Dopo cinque anni, Janelle Monáe pubblica un nuovo album, The Age of Pleasure, il quarto della sua carriera, composto da quattrodici brani per poco più di mezz'ora di R&B contaminato. In The Age of Pleasure, infatti, il genere musicale a cui la musicista e attrice di Kansas City viene collegata più facilmente, ha varie influenze e le più importanti sono quella reggae e quella afrobeat (non a caso tra gli ospiti del disco c’è Seun Kuti affiancato dagli Egypt 80, band che ha ereditato dal padre Fela Kuti, inventore dell’afrobeat).
L'R&B contemporaneo è un genere sensuale ma, in questo caso, l'artista classe 1985 ha accentuato con decisione questo tratto attraverso il concept dell'album, consacrato al piacere e quindi a divertimento, convivialità, feste, amore diffuso e sesso. Prima dell'uscita del disco, la trattazione del tema principale e le atmosfere connesse erano state anticipate dalle foto e dai video pubblicati sui canali ufficiali della cantante in cui pose, espressioni e look parlavano molto chiaramente.
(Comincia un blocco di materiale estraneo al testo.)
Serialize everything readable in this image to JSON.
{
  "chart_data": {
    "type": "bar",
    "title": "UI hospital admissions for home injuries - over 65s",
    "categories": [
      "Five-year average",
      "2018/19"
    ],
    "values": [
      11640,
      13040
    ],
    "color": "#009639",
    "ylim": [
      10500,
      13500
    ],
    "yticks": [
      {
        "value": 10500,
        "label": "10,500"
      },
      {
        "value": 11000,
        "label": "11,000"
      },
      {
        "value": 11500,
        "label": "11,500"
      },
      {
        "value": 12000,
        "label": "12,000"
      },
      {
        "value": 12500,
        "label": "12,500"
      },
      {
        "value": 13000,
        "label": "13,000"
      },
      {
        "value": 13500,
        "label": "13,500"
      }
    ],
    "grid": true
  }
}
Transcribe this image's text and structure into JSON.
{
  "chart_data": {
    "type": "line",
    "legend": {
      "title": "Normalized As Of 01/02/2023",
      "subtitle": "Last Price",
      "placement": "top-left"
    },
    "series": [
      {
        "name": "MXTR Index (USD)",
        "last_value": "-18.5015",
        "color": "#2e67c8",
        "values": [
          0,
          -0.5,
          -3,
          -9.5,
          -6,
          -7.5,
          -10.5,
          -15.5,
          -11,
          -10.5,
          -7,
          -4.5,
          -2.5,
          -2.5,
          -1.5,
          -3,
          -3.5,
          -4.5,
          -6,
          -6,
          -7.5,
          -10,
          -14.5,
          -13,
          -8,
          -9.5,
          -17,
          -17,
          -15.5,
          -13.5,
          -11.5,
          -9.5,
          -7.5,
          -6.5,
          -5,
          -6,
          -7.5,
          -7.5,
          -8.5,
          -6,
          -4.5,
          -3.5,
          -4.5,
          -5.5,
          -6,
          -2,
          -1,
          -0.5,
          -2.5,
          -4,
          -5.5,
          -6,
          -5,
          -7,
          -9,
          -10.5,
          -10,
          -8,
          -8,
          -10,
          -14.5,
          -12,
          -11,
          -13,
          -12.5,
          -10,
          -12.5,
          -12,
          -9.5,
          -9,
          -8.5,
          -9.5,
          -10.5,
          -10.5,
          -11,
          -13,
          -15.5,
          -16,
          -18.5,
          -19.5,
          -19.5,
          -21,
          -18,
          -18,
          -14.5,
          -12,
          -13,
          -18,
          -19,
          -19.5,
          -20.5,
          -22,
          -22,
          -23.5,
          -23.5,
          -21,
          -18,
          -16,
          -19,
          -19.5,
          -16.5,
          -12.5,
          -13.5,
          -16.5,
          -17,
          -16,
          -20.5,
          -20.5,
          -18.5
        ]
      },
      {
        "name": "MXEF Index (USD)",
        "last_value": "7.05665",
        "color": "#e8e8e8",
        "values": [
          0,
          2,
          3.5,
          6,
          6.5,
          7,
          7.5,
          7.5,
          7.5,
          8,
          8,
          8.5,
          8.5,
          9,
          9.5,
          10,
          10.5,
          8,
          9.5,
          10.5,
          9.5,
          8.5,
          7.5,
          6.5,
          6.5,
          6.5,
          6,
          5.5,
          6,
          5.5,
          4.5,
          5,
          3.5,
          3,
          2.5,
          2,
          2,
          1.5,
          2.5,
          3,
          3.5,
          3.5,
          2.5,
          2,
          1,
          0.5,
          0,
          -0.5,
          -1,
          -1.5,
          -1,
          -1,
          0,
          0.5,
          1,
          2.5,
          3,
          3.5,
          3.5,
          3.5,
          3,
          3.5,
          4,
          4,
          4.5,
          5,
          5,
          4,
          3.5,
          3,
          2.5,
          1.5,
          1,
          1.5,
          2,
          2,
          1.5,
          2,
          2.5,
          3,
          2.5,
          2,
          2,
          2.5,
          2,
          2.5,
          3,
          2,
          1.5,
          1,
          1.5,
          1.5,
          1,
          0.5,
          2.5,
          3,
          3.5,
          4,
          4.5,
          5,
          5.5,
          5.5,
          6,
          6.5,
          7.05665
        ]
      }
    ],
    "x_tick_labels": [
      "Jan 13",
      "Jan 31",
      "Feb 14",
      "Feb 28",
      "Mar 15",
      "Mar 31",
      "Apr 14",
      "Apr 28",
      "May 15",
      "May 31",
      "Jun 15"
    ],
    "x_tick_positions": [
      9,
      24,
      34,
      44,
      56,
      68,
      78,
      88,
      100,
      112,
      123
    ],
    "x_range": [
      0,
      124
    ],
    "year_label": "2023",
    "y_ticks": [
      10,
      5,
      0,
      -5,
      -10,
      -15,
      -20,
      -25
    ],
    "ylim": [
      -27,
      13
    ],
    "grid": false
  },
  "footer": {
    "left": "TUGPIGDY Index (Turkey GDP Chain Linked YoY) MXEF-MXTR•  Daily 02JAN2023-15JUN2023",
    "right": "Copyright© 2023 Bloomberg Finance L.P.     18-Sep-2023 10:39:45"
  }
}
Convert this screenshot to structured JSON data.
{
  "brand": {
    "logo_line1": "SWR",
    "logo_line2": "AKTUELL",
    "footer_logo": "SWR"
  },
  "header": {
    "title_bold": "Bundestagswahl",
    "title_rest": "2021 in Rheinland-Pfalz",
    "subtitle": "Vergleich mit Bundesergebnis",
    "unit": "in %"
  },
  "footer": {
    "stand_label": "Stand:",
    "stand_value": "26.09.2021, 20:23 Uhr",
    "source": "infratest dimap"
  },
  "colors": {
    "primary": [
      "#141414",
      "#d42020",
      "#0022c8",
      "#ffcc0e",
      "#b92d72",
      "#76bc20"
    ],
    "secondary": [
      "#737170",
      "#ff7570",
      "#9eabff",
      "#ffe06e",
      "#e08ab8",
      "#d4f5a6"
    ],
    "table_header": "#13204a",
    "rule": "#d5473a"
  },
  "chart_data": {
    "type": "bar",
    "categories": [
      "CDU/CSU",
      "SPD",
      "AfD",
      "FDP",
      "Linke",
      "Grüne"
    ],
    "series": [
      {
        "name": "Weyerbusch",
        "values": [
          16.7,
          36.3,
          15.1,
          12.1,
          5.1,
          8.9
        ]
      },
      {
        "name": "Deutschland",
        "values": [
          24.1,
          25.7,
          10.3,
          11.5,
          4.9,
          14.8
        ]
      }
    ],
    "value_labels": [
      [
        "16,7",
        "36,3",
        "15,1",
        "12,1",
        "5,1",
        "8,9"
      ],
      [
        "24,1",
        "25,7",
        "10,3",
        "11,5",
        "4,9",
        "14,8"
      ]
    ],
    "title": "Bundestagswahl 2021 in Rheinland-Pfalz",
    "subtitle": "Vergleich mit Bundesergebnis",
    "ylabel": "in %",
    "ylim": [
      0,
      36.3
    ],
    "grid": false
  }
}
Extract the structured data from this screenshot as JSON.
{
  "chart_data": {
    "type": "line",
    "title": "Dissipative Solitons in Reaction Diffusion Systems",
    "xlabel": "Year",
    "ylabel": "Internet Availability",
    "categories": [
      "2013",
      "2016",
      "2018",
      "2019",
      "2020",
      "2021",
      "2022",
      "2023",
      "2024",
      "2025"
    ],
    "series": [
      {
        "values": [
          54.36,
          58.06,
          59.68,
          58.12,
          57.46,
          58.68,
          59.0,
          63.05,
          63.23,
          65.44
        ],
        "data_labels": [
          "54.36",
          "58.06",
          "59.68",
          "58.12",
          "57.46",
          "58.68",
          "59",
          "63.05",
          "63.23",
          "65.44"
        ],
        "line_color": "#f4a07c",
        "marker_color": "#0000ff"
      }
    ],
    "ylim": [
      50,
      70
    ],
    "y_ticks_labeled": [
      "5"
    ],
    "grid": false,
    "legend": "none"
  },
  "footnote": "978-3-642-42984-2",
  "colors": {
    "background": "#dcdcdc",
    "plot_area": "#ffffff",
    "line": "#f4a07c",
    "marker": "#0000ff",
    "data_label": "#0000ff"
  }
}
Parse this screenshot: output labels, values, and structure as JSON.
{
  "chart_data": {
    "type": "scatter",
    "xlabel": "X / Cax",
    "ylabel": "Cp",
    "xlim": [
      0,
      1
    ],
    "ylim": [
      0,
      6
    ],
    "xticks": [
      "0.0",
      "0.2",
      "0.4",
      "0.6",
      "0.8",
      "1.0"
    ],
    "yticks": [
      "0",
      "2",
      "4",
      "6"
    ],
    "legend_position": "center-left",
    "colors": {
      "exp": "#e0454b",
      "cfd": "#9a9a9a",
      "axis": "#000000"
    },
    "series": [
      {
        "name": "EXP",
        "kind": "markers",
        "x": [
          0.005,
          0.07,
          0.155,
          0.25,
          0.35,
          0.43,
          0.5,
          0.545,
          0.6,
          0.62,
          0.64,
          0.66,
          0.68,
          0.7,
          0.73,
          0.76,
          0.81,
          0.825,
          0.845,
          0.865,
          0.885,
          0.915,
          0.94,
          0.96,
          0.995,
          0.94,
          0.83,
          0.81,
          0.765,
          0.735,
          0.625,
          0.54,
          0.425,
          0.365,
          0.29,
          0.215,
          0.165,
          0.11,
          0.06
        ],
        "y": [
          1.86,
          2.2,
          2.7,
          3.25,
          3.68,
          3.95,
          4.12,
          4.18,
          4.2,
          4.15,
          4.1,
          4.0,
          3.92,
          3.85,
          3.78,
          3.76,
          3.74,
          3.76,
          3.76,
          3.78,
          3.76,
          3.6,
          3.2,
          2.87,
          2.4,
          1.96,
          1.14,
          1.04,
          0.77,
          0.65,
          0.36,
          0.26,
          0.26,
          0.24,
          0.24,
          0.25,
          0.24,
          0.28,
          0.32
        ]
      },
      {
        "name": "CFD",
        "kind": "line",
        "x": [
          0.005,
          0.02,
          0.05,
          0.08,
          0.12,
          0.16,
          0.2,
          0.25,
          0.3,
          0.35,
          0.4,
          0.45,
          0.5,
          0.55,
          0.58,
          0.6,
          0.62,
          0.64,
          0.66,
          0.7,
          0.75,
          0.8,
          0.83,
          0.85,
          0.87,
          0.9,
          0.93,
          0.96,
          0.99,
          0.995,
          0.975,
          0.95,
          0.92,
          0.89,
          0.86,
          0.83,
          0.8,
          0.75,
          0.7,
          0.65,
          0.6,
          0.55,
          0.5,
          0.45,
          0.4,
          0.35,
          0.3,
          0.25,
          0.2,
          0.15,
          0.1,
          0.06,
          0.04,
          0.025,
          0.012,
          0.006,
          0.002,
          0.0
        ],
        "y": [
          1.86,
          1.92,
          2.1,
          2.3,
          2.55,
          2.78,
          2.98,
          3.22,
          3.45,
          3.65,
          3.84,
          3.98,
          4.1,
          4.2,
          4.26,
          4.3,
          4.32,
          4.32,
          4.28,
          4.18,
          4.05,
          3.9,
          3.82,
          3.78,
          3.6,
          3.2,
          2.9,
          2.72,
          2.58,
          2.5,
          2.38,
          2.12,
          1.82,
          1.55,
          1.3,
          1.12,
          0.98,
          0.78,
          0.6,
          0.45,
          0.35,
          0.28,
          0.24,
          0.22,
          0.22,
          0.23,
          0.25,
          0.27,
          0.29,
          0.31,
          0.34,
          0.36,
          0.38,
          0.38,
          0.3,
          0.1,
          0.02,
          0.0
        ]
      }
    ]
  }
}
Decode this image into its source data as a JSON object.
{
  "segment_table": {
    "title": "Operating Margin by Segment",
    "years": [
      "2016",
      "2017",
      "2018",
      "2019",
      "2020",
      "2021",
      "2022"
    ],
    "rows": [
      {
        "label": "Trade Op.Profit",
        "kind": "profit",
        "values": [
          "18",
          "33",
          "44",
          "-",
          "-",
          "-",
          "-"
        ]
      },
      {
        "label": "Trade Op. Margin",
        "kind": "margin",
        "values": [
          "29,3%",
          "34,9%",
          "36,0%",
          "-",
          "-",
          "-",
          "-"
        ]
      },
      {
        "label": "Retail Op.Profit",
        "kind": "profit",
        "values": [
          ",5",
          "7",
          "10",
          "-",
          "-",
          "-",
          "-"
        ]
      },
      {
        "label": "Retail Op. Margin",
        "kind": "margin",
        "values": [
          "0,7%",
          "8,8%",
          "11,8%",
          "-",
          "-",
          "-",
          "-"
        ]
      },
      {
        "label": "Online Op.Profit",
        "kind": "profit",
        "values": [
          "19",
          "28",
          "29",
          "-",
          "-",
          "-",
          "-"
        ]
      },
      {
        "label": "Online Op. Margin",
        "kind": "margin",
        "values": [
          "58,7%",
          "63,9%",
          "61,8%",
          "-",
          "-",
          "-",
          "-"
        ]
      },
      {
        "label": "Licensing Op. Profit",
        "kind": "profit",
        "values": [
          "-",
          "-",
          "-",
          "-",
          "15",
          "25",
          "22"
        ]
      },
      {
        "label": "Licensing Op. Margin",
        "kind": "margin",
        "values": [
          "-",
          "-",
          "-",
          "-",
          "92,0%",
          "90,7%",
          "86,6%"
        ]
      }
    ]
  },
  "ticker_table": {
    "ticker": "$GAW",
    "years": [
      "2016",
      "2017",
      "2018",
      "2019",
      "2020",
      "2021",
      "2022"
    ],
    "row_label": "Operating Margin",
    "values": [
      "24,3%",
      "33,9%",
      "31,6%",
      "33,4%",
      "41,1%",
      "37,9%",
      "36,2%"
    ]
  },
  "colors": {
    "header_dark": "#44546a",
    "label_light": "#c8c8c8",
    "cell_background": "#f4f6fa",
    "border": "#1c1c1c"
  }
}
Monáe, insomma, si è un po' distaccata dall'afrofuturismo dei suoi precedenti dischi per darsi a questo edonismo consapevole e inclusivo. Consapevole perché questa svolta, come ha dichiarato, è avvenuta anche nella sua quotidianità ma non prima di aver fatto una terapia incentrata su riflessioni riguardanti il suo stile di vita e l'educazione ricevuta dai genitori battisti. Inclusivo anche perché in questi anni si è dichiarata prima bisessuale, poi pansessuale, e si è schierata dalla parte delle identità non binarie (anche tramite la sua associazione Fem the Future) in un percorso intrapreso per conoscere sempre meglio sé stessa e aprirsi al resto del mondo.
Musicalmente l'album scorre con leggerezza: come la maggioranza delle produzioni R&B, si tratta di pop, in questo caso condito, appunto, soprattutto dal reggae, in particolare da dancehall e dub, e lo dimostrano bene il secondo singolo Lipstick Lover – il cui video ufficiale rappresenta esplicitamente il concept del disco – e il breve brano che lo introduce, Ooh La La, con un'ospitata perfetta come quella, breve ma quanto mai efficace, di Grace Jones, che declama pochi versi in francese. Poi tocca all’afrobeat, influenza evidente quando all’arrangiamento dei fiati ci pensano Seun Kuti e la sua band, come nel primo singolo, Float, ma soprattutto in Know Better.
In un altro brano, Haute, Monáe dice «I'm feelin' so sexy (So sexy), mmm» e sexy è un altro aggettivo che si addice bene a questo album concepito con un’attitudine calata appieno nella contemporaneità ma che non ignora affatto il passato, e questa magari può essere anche la chiave del percorso di cambiamento di questa artista di 37 anni.
Con ogni probabilità, a livello musicale questo non sarà l’album più ricordato della sua carriera ma, visto che il cambiamento raccontato ha coinciso con anni globalmente non proprio facili, non solo per la pandemia, un concept così trattato, con la necessità di condividere il piacere in primo piano, potrebbe rivelarsi un’intuizione di buon auspicio per la collettività.